RRF money can also be used to pay property taxes.
The only thing businesses can't spend the money on is expansion. While a location can spend the RRF money on updating outdoor seating they cannot use the money to open a new location.
There are a number of ineligible restaurants including those that have permamnently closed, publicly traded companies (although franchises are eligible), a restaurant group with more than 20 locations, locations that have received the shuttered venue operators grant, locations that have filed Chapter 7 bankruptcy or liquidated under Chapter 11 and hotel restaurants without an employee identification number.
Additionally, the wide net cast for applicants likely means that the allotted money will go quickly, compounding that with the fact that the first three weeks required qualified applications and it's likely that the money will run out quickly.
In a town hall in April, SBA associate administrator Julie Verratti seemed optimistic that the fund would be replenished, similar to the numerous replenishments of the PPP loans, despite it's likey quick allotment.
“I do think this money will be expended quickly,” she said during the town hall.
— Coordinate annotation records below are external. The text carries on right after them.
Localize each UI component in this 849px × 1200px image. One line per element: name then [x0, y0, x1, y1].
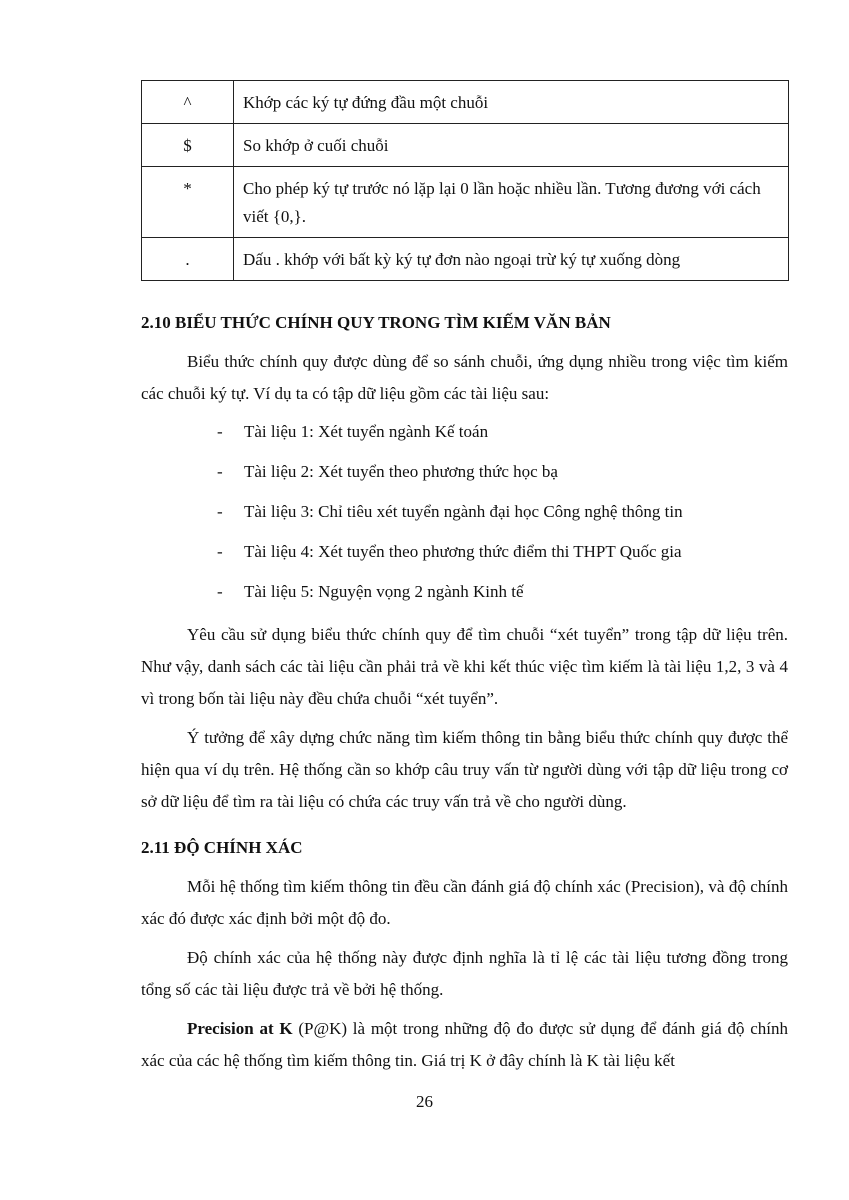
table-row: [142, 167, 789, 238]
table-row: [142, 238, 789, 281]
table-cell-symbol: $: [142, 124, 234, 167]
list-dash: -: [217, 582, 223, 601]
list-item-text: Tài liệu 3: Chỉ tiêu xét tuyển ngành đại học Công nghệ thông tin: [244, 502, 683, 521]
paragraph-requirement: Yêu cầu sử dụng biểu thức chính quy để tìm chuỗi “xét tuyển” trong tập dữ liệu trên. Như vậy, danh sách các tài liệu cần phải trả về khi kết thúc việc tìm kiếm là tài liệu 1,2, 3 và 4 vì trong bốn tài liệu này đều chứa chuỗi “xét tuyển”.: [141, 625, 788, 708]
paragraph-intro: Biểu thức chính quy được dùng để so sánh chuỗi, ứng dụng nhiều trong việc tìm kiếm các chuỗi ký tự. Ví dụ ta có tập dữ liệu gồm các tài liệu sau:: [141, 352, 788, 403]
table-row: [142, 81, 789, 124]
paragraph-precision-at-k: [141, 1013, 788, 1077]
list-item-text: Tài liệu 1: Xét tuyển ngành Kế toán: [244, 422, 489, 441]
paragraph-text: (P@K) là một trong những độ đo được sử dụng để đánh giá độ chính xác của các hệ thống tìm kiếm thông tin. Giá trị K ở đây chính là K tài liệu kết: [141, 1019, 788, 1070]
page-number: 26: [416, 1092, 433, 1111]
list-dash: -: [217, 542, 223, 561]
list-item-text: Tài liệu 5: Nguyện vọng 2 ngành Kinh tế: [244, 582, 524, 601]
list-item: [217, 532, 683, 572]
table-row: [142, 124, 789, 167]
list-dash: -: [217, 462, 223, 481]
section-heading-2-10: 2.10 BIỂU THỨC CHÍNH QUY TRONG TÌM KIẾM VĂN BẢN: [141, 313, 611, 332]
list-dash: -: [217, 422, 223, 441]
table-cell-description: So khớp ở cuối chuỗi: [234, 124, 789, 167]
list-item-text: Tài liệu 2: Xét tuyển theo phương thức học bạ: [244, 462, 558, 481]
term-precision-at-k: Precision at K: [187, 1019, 293, 1038]
table-cell-description: Khớp các ký tự đứng đầu một chuỗi: [234, 81, 789, 124]
list-item: [217, 412, 683, 452]
document-list: [217, 412, 683, 612]
table-cell-symbol: .: [142, 238, 234, 281]
regex-symbol-table: [141, 80, 789, 281]
list-item-text: Tài liệu 4: Xét tuyển theo phương thức điểm thi THPT Quốc gia: [244, 542, 682, 561]
list-item: [217, 492, 683, 532]
paragraph-precision-definition: Độ chính xác của hệ thống này được định nghĩa là tỉ lệ các tài liệu tương đồng trong tổng số các tài liệu được trả về bởi hệ thống.: [141, 948, 788, 999]
section-heading-2-11: 2.11 ĐỘ CHÍNH XÁC: [141, 838, 303, 857]
table-cell-symbol: *: [142, 167, 234, 238]
table-cell-description: Dấu . khớp với bất kỳ ký tự đơn nào ngoại trừ ký tự xuống dòng: [234, 238, 789, 281]
table-cell-description: Cho phép ký tự trước nó lặp lại 0 lần hoặc nhiều lần. Tương đương với cách viết {0,}.: [234, 167, 789, 238]
list-item: [217, 452, 683, 492]
list-dash: -: [217, 502, 223, 521]
list-item: [217, 572, 683, 612]
paragraph-idea: Ý tưởng để xây dựng chức năng tìm kiếm thông tin bằng biểu thức chính quy được thể hiện qua ví dụ trên. Hệ thống cần so khớp câu truy vấn từ người dùng với tập dữ liệu trong cơ sở dữ liệu để tìm ra tài liệu có chứa các truy vấn trả về cho người dùng.: [141, 728, 788, 811]
table-cell-symbol: ^: [142, 81, 234, 124]
paragraph-precision-intro: Mỗi hệ thống tìm kiếm thông tin đều cần đánh giá độ chính xác (Precision), và độ chính xác đó được xác định bởi một độ đo.: [141, 877, 788, 928]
To make matters worse, those comments were made before the total sum of money was whittled down to $28.6 billion rather than the initial $120 billion asked for the fund.
Senate Majority Leader Chuck Schumer has indicated that the fund would be replinshed when it runs out, but such a statement is much more of a hopeful promise than a gurantee. If the Democrats loose their majority in the midterm elections, that fund will likely stay dry, leaving thousands of restaurants high and dry.